Others say that we merely need to sit down and dialog with our enemies. How foolish. How well has this worked for Israel and the Palestinians? Check out and watch the John Ford movie, The Man Who Shot Liberty Valance. Some people simply cannot be reasoned with, and to pretend so makes one even more naive than our president and his team of advisors regarding the aftermath of toppling Saddam.

Could things have been done differently? Certainly. Could they have been done better? Who knows? It is easy to point the finger in hindsight. It is quite difficult however to be the one charged with leading during such harrowing times. To spend our energy criticizing and condemning demonstrates the weakness of our own character. Note I did not say questioning and debating, I said "criticizing and condemning." There is a difference.

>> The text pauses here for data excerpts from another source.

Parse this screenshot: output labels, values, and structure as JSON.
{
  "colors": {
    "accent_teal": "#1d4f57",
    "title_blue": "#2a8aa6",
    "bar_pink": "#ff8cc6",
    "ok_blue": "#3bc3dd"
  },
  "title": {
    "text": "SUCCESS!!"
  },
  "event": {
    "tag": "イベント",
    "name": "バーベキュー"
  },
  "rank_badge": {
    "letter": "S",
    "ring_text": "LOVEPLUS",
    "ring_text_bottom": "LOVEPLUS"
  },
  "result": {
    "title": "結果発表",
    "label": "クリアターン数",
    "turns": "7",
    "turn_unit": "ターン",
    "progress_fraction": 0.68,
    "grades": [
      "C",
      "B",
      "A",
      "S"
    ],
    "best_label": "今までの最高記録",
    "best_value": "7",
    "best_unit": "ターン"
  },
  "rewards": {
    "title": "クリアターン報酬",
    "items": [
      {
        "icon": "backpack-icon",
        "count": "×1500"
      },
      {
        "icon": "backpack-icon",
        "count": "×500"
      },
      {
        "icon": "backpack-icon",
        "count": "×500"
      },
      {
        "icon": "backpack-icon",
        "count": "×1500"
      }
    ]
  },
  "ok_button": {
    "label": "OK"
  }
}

At this moment in history, like it or not, the battle for Western civilization is in Iraq. Regardless of whether our invasion was merited, we are there now, and must prevail if we are to hope for any long-term peace. Rogue nations like Iran and North Korea are building and collecting arsenals of great destruction, awaiting our capitulation. Their intent is to further intimidate and one day conquer the West. A defeat in Iraq will do nothing but embolden these evil men, and we will soon be fighting a more difficult, costly battle somewhere else.

Freedom is a wonderful gift. But it comes with great responsibility. Many confuse freedom with license, and live only to please themselves. The image which these debauched and self-serving lifestyles provide is surely fodder for our enemies. They see Christianity as vulgar and corrupt. This is the picture our “Christian” nation and the West have painted for the world.

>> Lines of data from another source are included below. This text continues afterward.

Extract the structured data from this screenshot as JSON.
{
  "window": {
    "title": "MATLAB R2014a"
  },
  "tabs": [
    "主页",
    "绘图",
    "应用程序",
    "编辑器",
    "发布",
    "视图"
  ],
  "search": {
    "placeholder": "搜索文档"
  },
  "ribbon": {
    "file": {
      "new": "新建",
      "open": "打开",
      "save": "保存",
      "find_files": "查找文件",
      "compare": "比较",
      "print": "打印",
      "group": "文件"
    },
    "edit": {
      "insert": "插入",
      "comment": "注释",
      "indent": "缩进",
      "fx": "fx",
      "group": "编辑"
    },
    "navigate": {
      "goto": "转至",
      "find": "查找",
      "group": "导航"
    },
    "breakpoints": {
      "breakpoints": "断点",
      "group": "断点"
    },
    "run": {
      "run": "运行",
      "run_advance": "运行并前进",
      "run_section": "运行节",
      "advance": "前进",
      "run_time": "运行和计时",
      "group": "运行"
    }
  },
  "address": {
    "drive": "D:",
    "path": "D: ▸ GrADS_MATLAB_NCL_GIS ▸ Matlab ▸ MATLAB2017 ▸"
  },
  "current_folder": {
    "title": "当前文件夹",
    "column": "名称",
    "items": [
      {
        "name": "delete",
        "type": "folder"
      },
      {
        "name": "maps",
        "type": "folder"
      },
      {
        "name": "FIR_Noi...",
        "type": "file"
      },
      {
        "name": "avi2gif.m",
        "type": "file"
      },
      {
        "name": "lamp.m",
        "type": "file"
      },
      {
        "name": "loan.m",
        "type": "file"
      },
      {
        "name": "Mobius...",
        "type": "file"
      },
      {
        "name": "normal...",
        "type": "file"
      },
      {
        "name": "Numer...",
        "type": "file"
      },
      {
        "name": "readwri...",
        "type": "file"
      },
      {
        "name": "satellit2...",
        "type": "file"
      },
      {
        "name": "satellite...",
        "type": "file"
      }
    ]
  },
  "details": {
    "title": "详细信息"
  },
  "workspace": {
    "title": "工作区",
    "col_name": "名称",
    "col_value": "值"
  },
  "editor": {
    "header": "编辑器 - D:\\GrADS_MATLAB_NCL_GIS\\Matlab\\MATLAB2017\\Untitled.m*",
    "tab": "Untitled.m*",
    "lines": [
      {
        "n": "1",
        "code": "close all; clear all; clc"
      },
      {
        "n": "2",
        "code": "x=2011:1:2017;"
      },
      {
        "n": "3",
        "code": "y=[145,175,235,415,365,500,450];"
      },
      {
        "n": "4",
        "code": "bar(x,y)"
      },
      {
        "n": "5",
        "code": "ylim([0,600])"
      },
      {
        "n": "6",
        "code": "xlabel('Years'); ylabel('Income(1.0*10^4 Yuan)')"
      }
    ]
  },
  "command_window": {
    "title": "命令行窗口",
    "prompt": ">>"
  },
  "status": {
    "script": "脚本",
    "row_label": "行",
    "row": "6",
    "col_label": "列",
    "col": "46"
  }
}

Freedom, our greatest strength, also makes us vulnerable. An unidentified Muslim leader is reported to have said, "Thanks to your democratic laws we will invade you; thanks to our religious laws we will dominate you."

Likewise, the West’s desire for a multicultural utopia is both foolish and ignorant. While all people are equal in the sight of God, all cultures are not equal. Nor are all nations. Nor are all ideas. Where do our enemies get their arms, their weapons? They were invented and built first in the West. Almost all technology has its origins in the West, much of it right here in our own nation. Only freedom can liberate men and women to use their imaginations to the fullest, to invent and create products of all kinds to better our lives--from agricultural innovations to the automobile, from the refrigerator to the kidney dialysis machine.

Americans must decide if Western Civilization is worth preserving, what vices we are willing to let go of to keep it, and what price we are willing to pay to defend it. If multiculturalism is superior to "Christian civilization" as Churchill once called it, then we have nothing to fear, for we have nothing to defend.

The gods of our present age in the West are prosperity and personal peace. “Give me my stuff and leave me alone.” Many of us have forgotten the cost of freedom. Just this week, my daughter and I spent a day in Washington DC on a photography junket. One of our stops was the new WWII Memorial on the nation’s mall. Arrested by its beauty and power, we stood silent, chills running up and down our spines as we read the quotations carved into the stones. One of the quotes we read was penned at the conclusion of the war, by General Douglas MacArthur:

"Today the guns are silent. A great tragedy has ended. A great victory has been won. The skies no longer rain death. The seas bear only commerce. Men everywhere walk upright in the sunlight. The entire world is quietly at peace."

May we all walk upright in the sunlight, cowed neither by fear nor selfishness.

Thank you for the opportunity to share my thoughts. May God have mercy on us all.